Şimdi, ıssız, soğuk, karanlık bir yolun ortasında durmuşum.  Bedenim cılız, üşüyor. Zihnim gri bulutlar silsilesi. Arkamda duran annem ağlıyor, önümde duran babam bana elini uzatıyor.  Başka bir yöne gidemiyor bedenim. Ruhum bedenime sıkışmış... Nefesimi kesen sıkıntı beni ele geçiriyor.  İstek dışı bir adım atıyorum babama. Sırtımdan iten ele baktığımda annemi görüyorum. Anne! Beni bırakma...


Bir ses duyuluyor o an etrafımda. '' Allah'ın emri peygamberin kavliyle-'' sağır olmayı diliyorum.

Yine bir zaman kopukluğuyla karşılaşıyorum. Dalgınlığım beni mahvediyor...

'' Deniz'i, Rüzgar'a verdim gitti.''

Duyduklarım karşısında gözlerimi açıyorum. Hiçbir şey rüya değil, hiçbir şey hayal değil. Gözümden akan yaşla anneme baktım. Kızına... Misafirine iyi bak anne. Ben gidiyorum...


...

3 GÜN ÖNCE

Bugün suskunluğumun  birinci ayı. Bugün aldığım son nefes ciğerlerimde. Ben gelin oluyorum. Hiç tanımadığım ama bir o kadar yakınım olan insanlara karışmaya gidiyorum. Sabahın erken saatlerinde zorla kaldırıldım. Bir telaş var ki konakta hepsi benim için. Bense bir o kadar bitkin ve bir o kadar yorgunum. Üzerimdeki ölü toprağından kurtulamıyorum. Oysa ne çok istiyordum buradan kurtulup gerçekten yaşamayı. Şimdi nedir bu hissettiğim tarifsiz duygu ? 

20 yıl önce verilmiş kararlar, sıkışılmış eller... Bana sorulmadan yaşatılan bir hayat. Bu nasıl bir yük ki böyle yüreğimde nefes aldırmıyor. 

Sabahın erken saatlerinde kuaför kadın odama girip masama eşyalarını dizdi. 2 gündür evin misafiri ve kalanı çoktu. Dedemin bütün aile dostları ve akrabalarımız ya gelip gidiyor ya misafirimiz olarak kalıyordu.  Bense yüzüme takılan zoraki gülümsemeyle insanları karşılıyordum. Sanki bu evlilikten çok memnunmuşum gibi...

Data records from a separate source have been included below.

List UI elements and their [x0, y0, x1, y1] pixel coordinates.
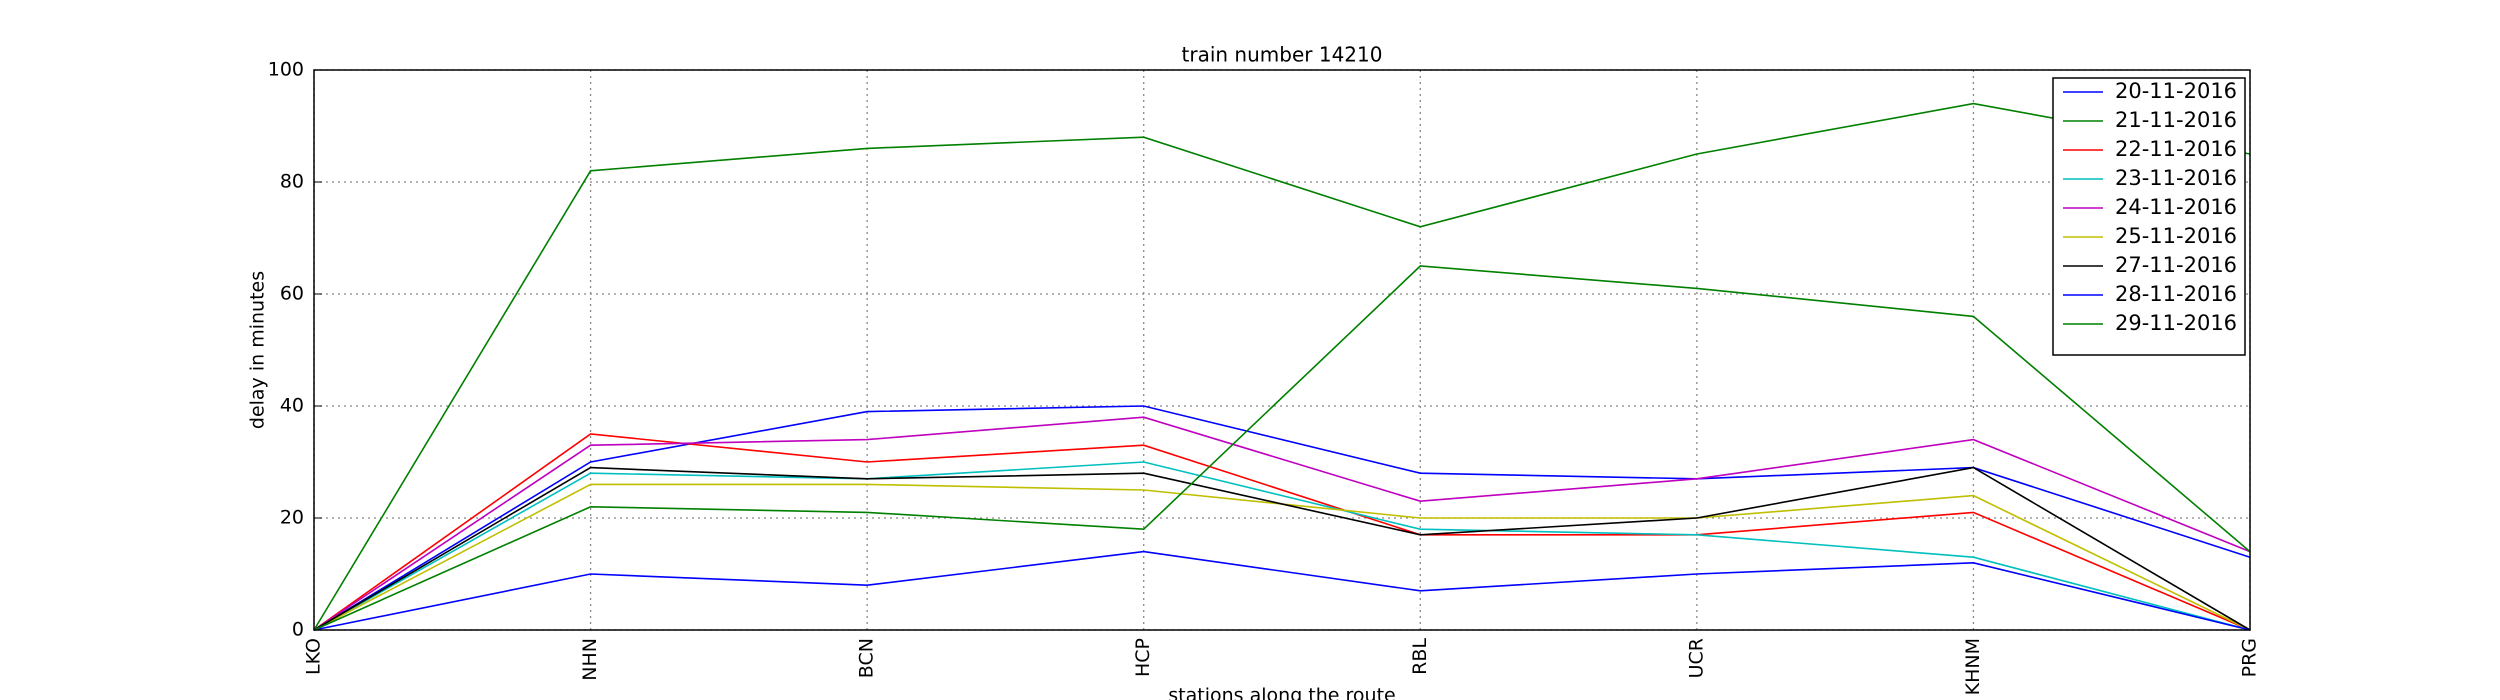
data-line — [313, 433, 2251, 631]
legend-label: 27-11-2016 — [2115, 253, 2237, 277]
data-line — [313, 102, 2251, 631]
x-axis-label: stations along the route — [1168, 685, 1395, 700]
data-line — [313, 483, 2251, 631]
y-tick-label: 0 — [292, 619, 304, 641]
y-axis-label: delay in minutes — [247, 271, 269, 429]
x-tick-label: UCR — [1685, 638, 1707, 678]
y-tick-label: 40 — [280, 395, 304, 417]
x-tick-label: RBL — [1409, 638, 1431, 675]
legend-label: 22-11-2016 — [2115, 137, 2237, 161]
legend-label: 21-11-2016 — [2115, 108, 2237, 132]
plot-frame — [313, 69, 2251, 631]
x-tick-label: LKO — [303, 638, 325, 675]
legend-label: 25-11-2016 — [2115, 224, 2237, 248]
y-tick-label: 20 — [280, 507, 304, 529]
y-tick-label: 60 — [280, 283, 304, 305]
x-tick-label: PRG — [2239, 638, 2261, 677]
x-tick-label: HCP — [1132, 638, 1154, 677]
data-line — [313, 405, 2251, 631]
legend-label: 23-11-2016 — [2115, 166, 2237, 190]
x-tick-label: NHN — [579, 638, 601, 681]
legend-label: 20-11-2016 — [2115, 79, 2237, 103]
data-line — [313, 466, 2251, 631]
y-tick-label: 100 — [268, 59, 304, 81]
legend-box — [2052, 77, 2246, 356]
x-tick-label: BCN — [856, 638, 878, 678]
legend-label: 24-11-2016 — [2115, 195, 2237, 219]
data-line — [313, 416, 2251, 631]
legend-label: 29-11-2016 — [2115, 311, 2237, 335]
data-line — [313, 265, 2251, 631]
chart-title: train number 14210 — [1182, 43, 1383, 67]
y-tick-label: 80 — [280, 171, 304, 193]
x-tick-label: KHNM — [1962, 638, 1984, 695]
data-line — [313, 461, 2251, 631]
legend-label: 28-11-2016 — [2115, 282, 2237, 306]
data-line — [313, 550, 2251, 631]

Bazen gözlerimi kapattığımda veya rüyamda o geceyi görüp tekrar yaşıyorum. Onlarla tanıştığım ilk gece... Ölmek için dama  koştuğum, ölmekten beter olduğum o gece... 

Ben o gece oradan atlayamadım. Beni vazgeçirmek için konuşan insanları susturmak için gözlerimi kapatıp kollarımı özgürlüğe açtığım ve kendimi bıraktığım o esnada, onun ellerini ilk kez belimde hissettim. Belimden tutup kendine çekmesiyle birlikte yere sert bir şekilde düşmemiz bir olmuştu.